As I sat down next to this stranger that smelled of freshly washed clothing and soap I began to smile. I don't know exactly how it started, but Nic and I talked and talked. Our conversation went well into the night and continued even when they presented kids with awards for their talents. But that isnt where it ended. I found out that Nic went to a church only 20 minutes away and we became quick friends. That was the summer that it all started.
Nic told me about this camp with mile long Evergreen trees and rivers that went on for centuries, but never in my mind did I ever think that it could be this beautiful. Nic explained all about the camp; it was a Christian camp that had amazing worship, great home cooked meals, awesome bonding experiences, and the best thing: 4 days away from home....AWAY FROM MY FEARS.
As much as I didn't really want to go to camp because of the ackwardness of being thrown into unknown surroundings with random people that I had never even heard of, I knew that I had to get away. I couldnt take feeling like this any more. Nothing that I did could ever make the thoughts away and I felt worse and worse ever day. So, I went to camp and I am glad I did. The first day of camp was a little ackward, but by dinner Nic had introduced me to some amazing people that I am still friends with today. Every activity throughout the first three days made us all best friends...and just when I let my guard down, is when I needed it the most. The last night of camp I wanted to share a part of me with Nic that no one else knew...but I didnt know how. I had been thinking of a way all week and still nothing had come to mind.
"Nic, if I tell you something, do you promise to not think that I am a bad person?" I asked with a sense of urgency and sadness in my voice. I am sure that Nic could hear my voice quivering with ever syllabul spoken but he didn't say a word.
"Adreanna, I know you for you and nothing that is said can make me think that you are a bad person...unless you ate my food or something." Nic jokingly said as a tear rolled down my cheek.

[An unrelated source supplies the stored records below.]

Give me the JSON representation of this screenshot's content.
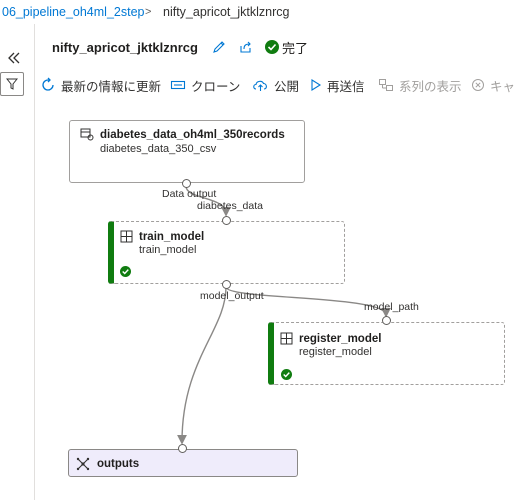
{
  "breadcrumb": {
    "parent": "06_pipeline_oh4ml_2step",
    "separator": ">",
    "current": "nifty_apricot_jktklznrcg"
  },
  "header": {
    "title": "nifty_apricot_jktklznrcg",
    "status": "完了",
    "status_color": "#107c10"
  },
  "toolbar": {
    "refresh": "最新の情報に更新",
    "clone": "クローン",
    "publish": "公開",
    "resubmit": "再送信",
    "lineage": "系列の表示",
    "cancel": "キャ"
  },
  "nodes": {
    "dataset": {
      "title": "diabetes_data_oh4ml_350records",
      "subtitle": "diabetes_data_350_csv",
      "output_label": "Data output"
    },
    "train": {
      "title": "train_model",
      "subtitle": "train_model",
      "input_label": "diabetes_data",
      "output_label": "model_output"
    },
    "register": {
      "title": "register_model",
      "subtitle": "register_model",
      "input_label": "model_path"
    },
    "outputs": {
      "title": "outputs"
    }
  },
  "colors": {
    "accent": "#0078d4",
    "success": "#107c10",
    "outputs_bg": "#efecfb"
  }
}
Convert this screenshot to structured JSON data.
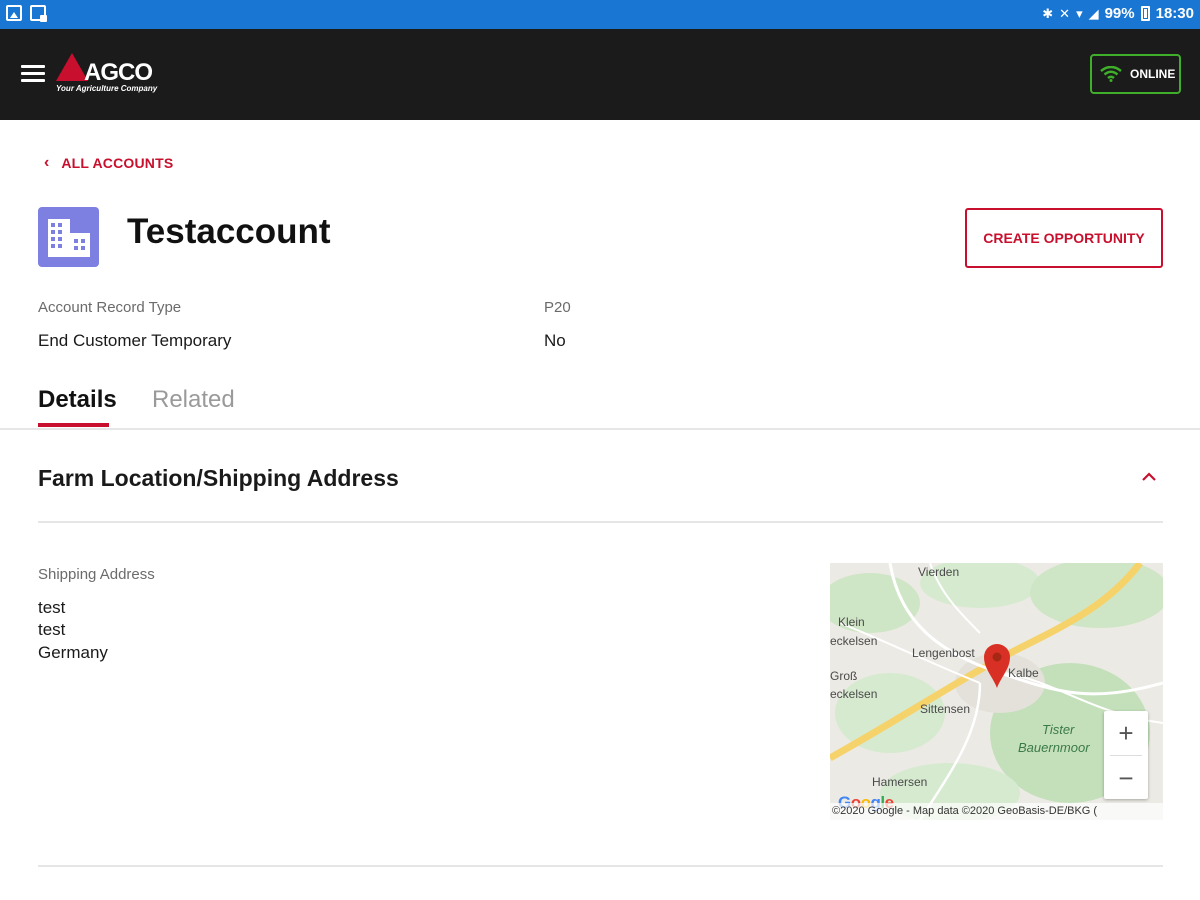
{
  "status_bar": {
    "battery": "99%",
    "time": "18:30"
  },
  "header": {
    "logo_text": "AGCO",
    "logo_tagline": "Your Agriculture Company",
    "online_label": "ONLINE"
  },
  "nav": {
    "back_label": "ALL ACCOUNTS"
  },
  "account": {
    "name": "Testaccount",
    "create_button": "CREATE OPPORTUNITY",
    "fields": [
      {
        "label": "Account Record Type",
        "value": "P20"
      },
      {
        "label": "End Customer Temporary",
        "value": "No"
      }
    ]
  },
  "tabs": [
    {
      "label": "Details",
      "active": true
    },
    {
      "label": "Related",
      "active": false
    }
  ],
  "section": {
    "title": "Farm Location/Shipping Address",
    "shipping_label": "Shipping Address",
    "address_lines": [
      "test",
      "test",
      "Germany"
    ]
  },
  "map": {
    "places": [
      "Vierden",
      "Klein",
      "eckelsen",
      "Lengenbost",
      "Kalbe",
      "Groß",
      "eckelsen",
      "Sittensen",
      "Tister",
      "Bauernmoor",
      "Hamersen"
    ],
    "zoom_in": "+",
    "zoom_out": "−",
    "google": "Google",
    "attribution": "©2020 Google - Map data ©2020 GeoBasis-DE/BKG (",
    "pin_color": "#d93025"
  },
  "colors": {
    "brand_red": "#c8102e",
    "status_blue": "#1976d2",
    "online_green": "#3fae2a",
    "account_icon": "#7d7fe1"
  },
  "icons": {
    "menu": "hamburger-menu-icon",
    "wifi": "wifi-icon",
    "back": "chevron-left-icon",
    "account": "building-icon",
    "collapse": "chevron-up-icon",
    "pin": "map-pin-icon"
  }
}
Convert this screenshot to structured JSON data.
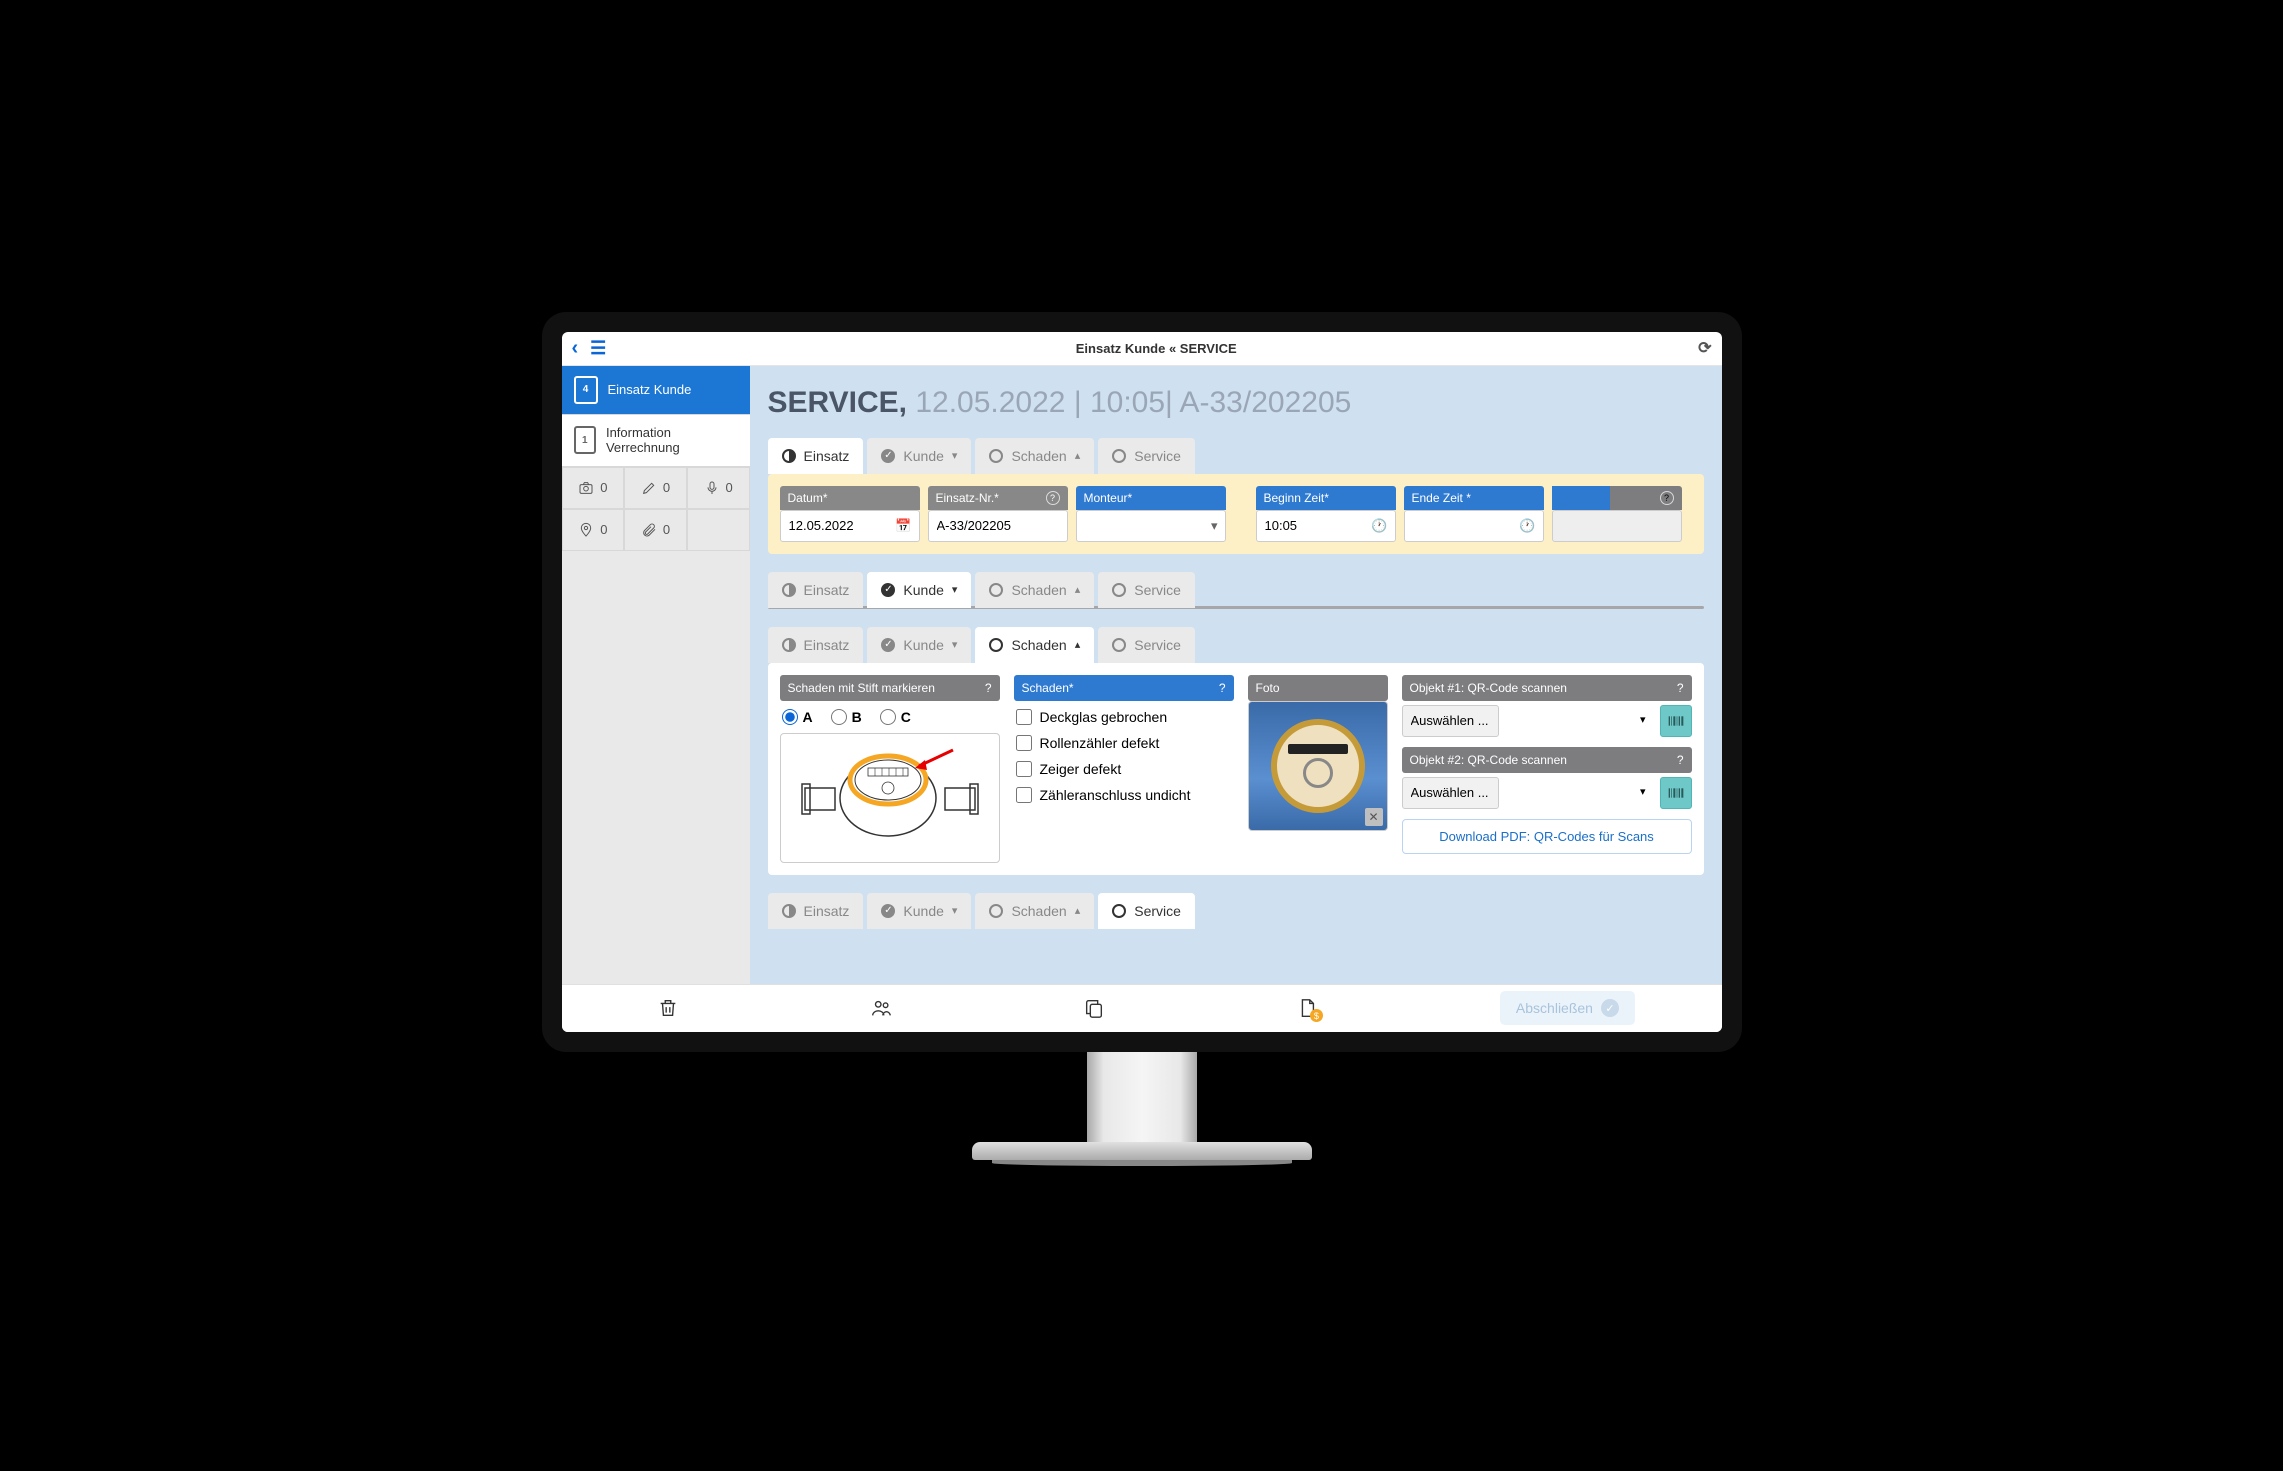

"I want to tell you something that happened to me...but I am scared. I want to share it with you because you are my friend, but I don't want you to make fun of me."
Nic looked at me with a sadness in his eye that I will never forget. A look that still lingers in my memory even today, many years later.
"Nic, I want to die. I am a bad person. I am bad, that is why he does it. It is my fault. I want to stop being bad so that he stops making me cry at night. Nic, how do I be good so that he stops?"
I know that he knew what I meant, even without any words spoken. Nic grabbed me in an embrace so loving that I thought I could die right there. Never before or since have I ever been told so much, without a word being spoken.
Nic never did tell me that answers to my questions, but he did ask some of his own. "Just because he makes you cry, why does that make you the bad person?", "Why does him makind you feel bad make anything your fault" or something like "Why don't you see that you are special and he is jealous???"
He didn't have to put in his two cents on surving the sexual abuse and he sure didn't have to stay by my side when I use to cry on his shoulder about me being at fault, but for some reason he stayed.....for some reason he cared.